If you are prompted to login to Synapse, please use your Synapse account (or associated Google account).

In the app, from the first tab, select your project (e.g. hta-x, corresponds to your bucket name if you have uploaded your dataset directly to a AWS or GC bucket); your dataset (e.g. hta-x-dataset, corresponds to a folder name in your bucket); and the metadata template you would like to use (e.g. scRNASeq if providing metadata for a scRNASeq dataset); if you don't see the correct template for your dataset, you can select the "Minimal Metadata" template and contact your DCC liaison.

DataCurator project selection

Once you have selected your dataset and metadata template, navigate to the second tab "Get Metadata Template" and under "Have Previously Submitted Metadata?" click on 'Link to Google Sheets'. This will generate a link to a Google spreadsheet containing the metadata available for each of the files in your dataset.

dataCurator MetadataTab

Data Curator metadata update google sheets link

You can fill out the sheet on the web, using dropdowns with allowed values and other standard Google Sheet features.

gtemplate Filled

Note that you can also save the spreadsheet as a CSV file and use a method of your choice to fill it out.
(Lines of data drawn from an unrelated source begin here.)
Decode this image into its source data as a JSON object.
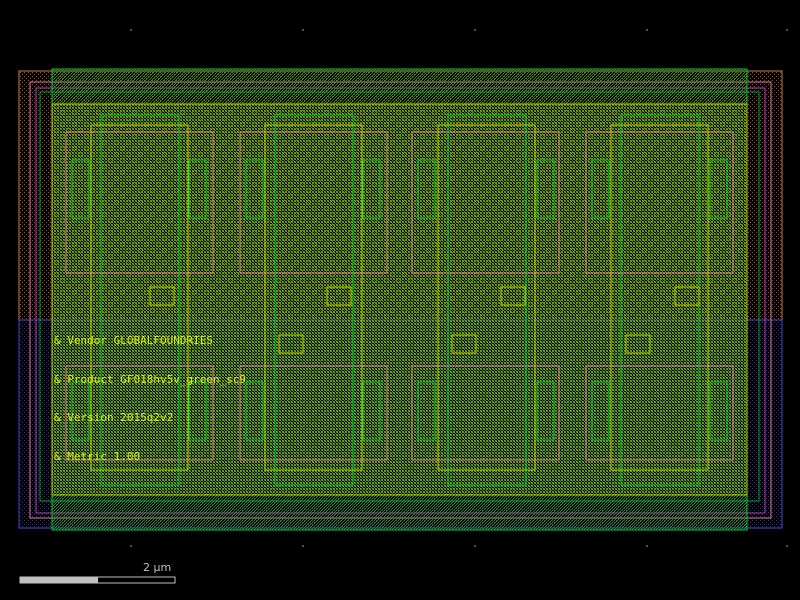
{
  "layout_texts": [
    "& Vendor GLOBALFOUNDRIES",
    "& Product GF018hv5v_green_sc9",
    "& Version 2015q2v2",
    "& Metric 1.00"
  ],
  "scale_bar": {
    "label": "2 µm"
  },
  "colors": {
    "background": "#000000",
    "layer_green": "#00cc33",
    "layer_yellow": "#c0d000",
    "layer_pink": "#e67899",
    "layer_orange": "#d08040",
    "layer_blue": "#4a4ad0",
    "layer_magenta": "#b040c0",
    "text_yellow": "#e0ee20",
    "scale_bar": "#c0c0c0",
    "grid_dot": "#505050"
  }
}
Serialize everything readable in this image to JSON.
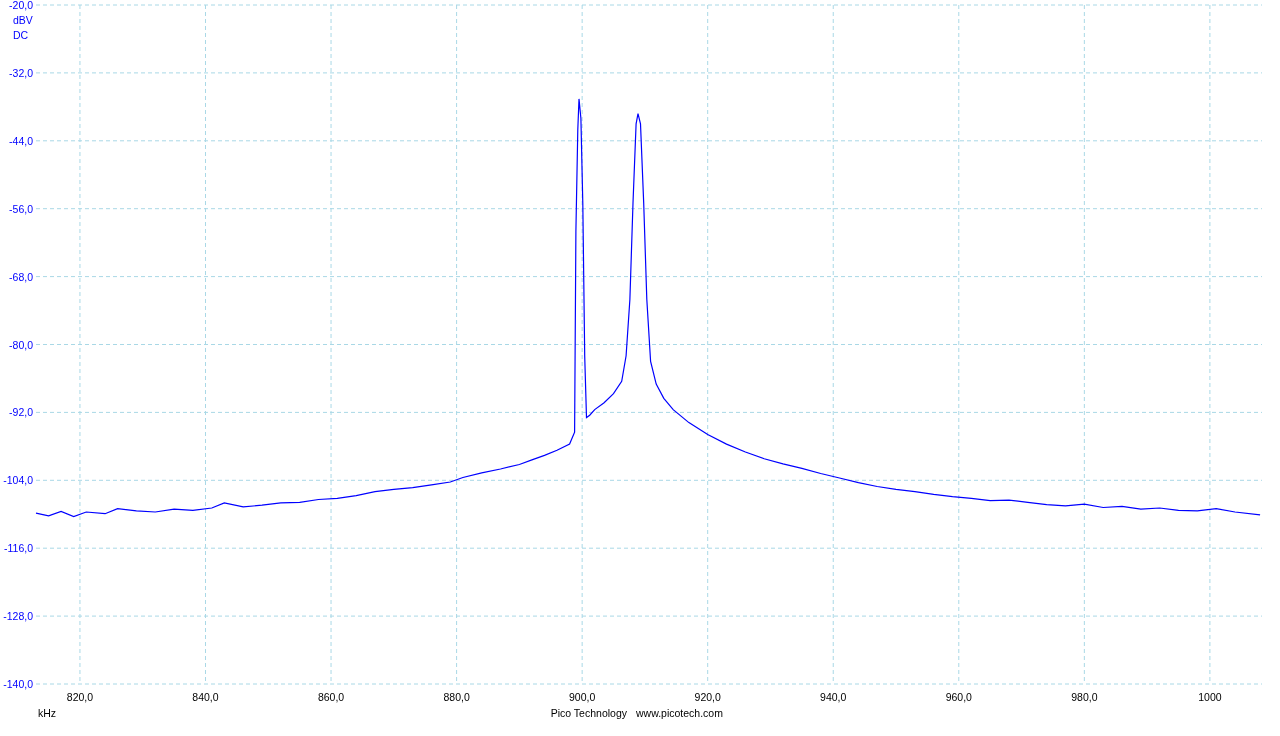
{
  "chart": {
    "coupling": "DC",
    "chart_data": {
      "type": "line",
      "grid": true,
      "xlabel": "kHz",
      "ylabel": "dBV",
      "xlim": [
        813,
        1008.3
      ],
      "ylim": [
        -140,
        -20
      ],
      "yticks": [
        {
          "value": -20,
          "label": "-20,0"
        },
        {
          "value": -32,
          "label": "-32,0"
        },
        {
          "value": -44,
          "label": "-44,0"
        },
        {
          "value": -56,
          "label": "-56,0"
        },
        {
          "value": -68,
          "label": "-68,0"
        },
        {
          "value": -80,
          "label": "-80,0"
        },
        {
          "value": -92,
          "label": "-92,0"
        },
        {
          "value": -104,
          "label": "-104,0"
        },
        {
          "value": -116,
          "label": "-116,0"
        },
        {
          "value": -128,
          "label": "-128,0"
        },
        {
          "value": -140,
          "label": "-140,0"
        }
      ],
      "xticks": [
        {
          "value": 820,
          "label": "820,0"
        },
        {
          "value": 840,
          "label": "840,0"
        },
        {
          "value": 860,
          "label": "860,0"
        },
        {
          "value": 880,
          "label": "880,0"
        },
        {
          "value": 900,
          "label": "900,0"
        },
        {
          "value": 920,
          "label": "920,0"
        },
        {
          "value": 940,
          "label": "940,0"
        },
        {
          "value": 960,
          "label": "960,0"
        },
        {
          "value": 980,
          "label": "980,0"
        },
        {
          "value": 1000,
          "label": "1000"
        }
      ],
      "x": [
        813,
        815,
        817,
        819,
        821,
        824,
        826,
        829,
        832,
        835,
        838,
        841,
        843,
        846,
        849,
        852,
        855,
        858,
        861,
        864,
        867,
        870,
        873,
        876,
        879,
        881,
        884,
        887,
        890,
        892,
        894,
        896,
        898,
        898.8,
        899.0,
        899.3,
        899.5,
        899.8,
        900.1,
        900.4,
        900.7,
        901.2,
        902,
        903.5,
        905,
        906.3,
        907,
        907.6,
        908.1,
        908.6,
        908.9,
        909.3,
        909.8,
        910.3,
        910.9,
        911.8,
        913,
        914.5,
        917,
        920,
        923,
        926,
        929,
        932,
        935,
        938,
        941,
        944,
        947,
        950,
        953,
        956,
        959,
        962,
        965,
        968,
        971,
        974,
        977,
        980,
        983,
        986,
        989,
        992,
        995,
        998,
        1001,
        1004,
        1008
      ],
      "series": [
        {
          "color": "#0000ff",
          "values": [
            -109.8,
            -110.3,
            -109.5,
            -110.4,
            -109.6,
            -109.9,
            -109.0,
            -109.4,
            -109.6,
            -109.1,
            -109.3,
            -108.9,
            -108.0,
            -108.7,
            -108.4,
            -108.0,
            -107.9,
            -107.4,
            -107.2,
            -106.7,
            -106.0,
            -105.6,
            -105.3,
            -104.8,
            -104.3,
            -103.5,
            -102.7,
            -102.0,
            -101.2,
            -100.4,
            -99.6,
            -98.7,
            -97.6,
            -95.5,
            -60,
            -42,
            -36.6,
            -40,
            -55,
            -82,
            -92.9,
            -92.5,
            -91.5,
            -90.3,
            -88.7,
            -86.5,
            -82,
            -72,
            -55,
            -41,
            -39.2,
            -41,
            -55,
            -72,
            -83,
            -87,
            -89.5,
            -91.5,
            -93.8,
            -95.9,
            -97.6,
            -99.0,
            -100.2,
            -101.1,
            -101.9,
            -102.8,
            -103.6,
            -104.4,
            -105.1,
            -105.6,
            -106.0,
            -106.5,
            -106.9,
            -107.2,
            -107.6,
            -107.5,
            -107.9,
            -108.3,
            -108.5,
            -108.2,
            -108.8,
            -108.6,
            -109.1,
            -108.9,
            -109.3,
            -109.4,
            -109.0,
            -109.6,
            -110.1
          ]
        }
      ]
    }
  },
  "footer": {
    "brand": "Pico Technology",
    "url": "www.picotech.com"
  }
}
The metadata CSV will be validated by the Data Curator app before submission in any case.

Once updated, you can save your spreadsheet as a CSV (File -> Download -> Comma-separated Value...)

gtemplate dlCSV

Next: navigate to the third tab "Submit & Validate Metadata"

dataCurator SubmitTab

Upload your saved CSV.

dataCurator UploadCSV

  • If upload was successful, you will see your metadata entries in the Metadata Preview

dataCurator MetadataPreview

Click "Validate Metadata"
  • If your metadata is valid, you will see a corresponding message and a "Submit" button will become available.

dataCurator ValidateSuccess

  • Clicking the "Submit" button confirms that this dataset has been curated according to the latest DCC data model. You will receive a link to your metadata in the Synapse system.

dataCurator SubmitSuccess

If your metadata has been validated and submitted successfully, your metadata will appear in the "Files and Metadata" Table in your Synapse Project.

Filewview NewAnno

If you receive an error upon pressing the "Validate Metadata" button, the metadata template-cells causing the error will be highlighted, along with a corresponding list of error details

dataCurator ValidateError

  • You can edit your file in a Google spreadsheet (click the link following the errors) and re-download it as a CSV or edit your CSV locally, as shown here on Excel.

excel TemplateFixed

  • Upload your file and see your metadata updates reflected

dataCurator UploadFixedFile

  • Press the "Validate Metadata" button again

dataCurator ValidateFixedFile

  • If all errors have been resolved, you can submit your validated metadata

dataCurator SubmitFixedFile

  • Please contact your DCC liaison if you cannot resolve a metadata error; or have questions regarding metadata updates and submission.

Metadata and dataset submission confirmation

You can verify that both your dataset and metadata have been successfully submitted to the DCC by navigating to the Synapse project containing you dataset. The link to the project was provided by your DCC liaison in stage 1; the link is also generated by the DataCurator app above, in stage 2, if your metadata submission is successful.

If your dataset has been successfully submitted, under the Table tab of your project, there would be a table named 'hta-x-dataset', containing the list of files in your dataset and their metadata.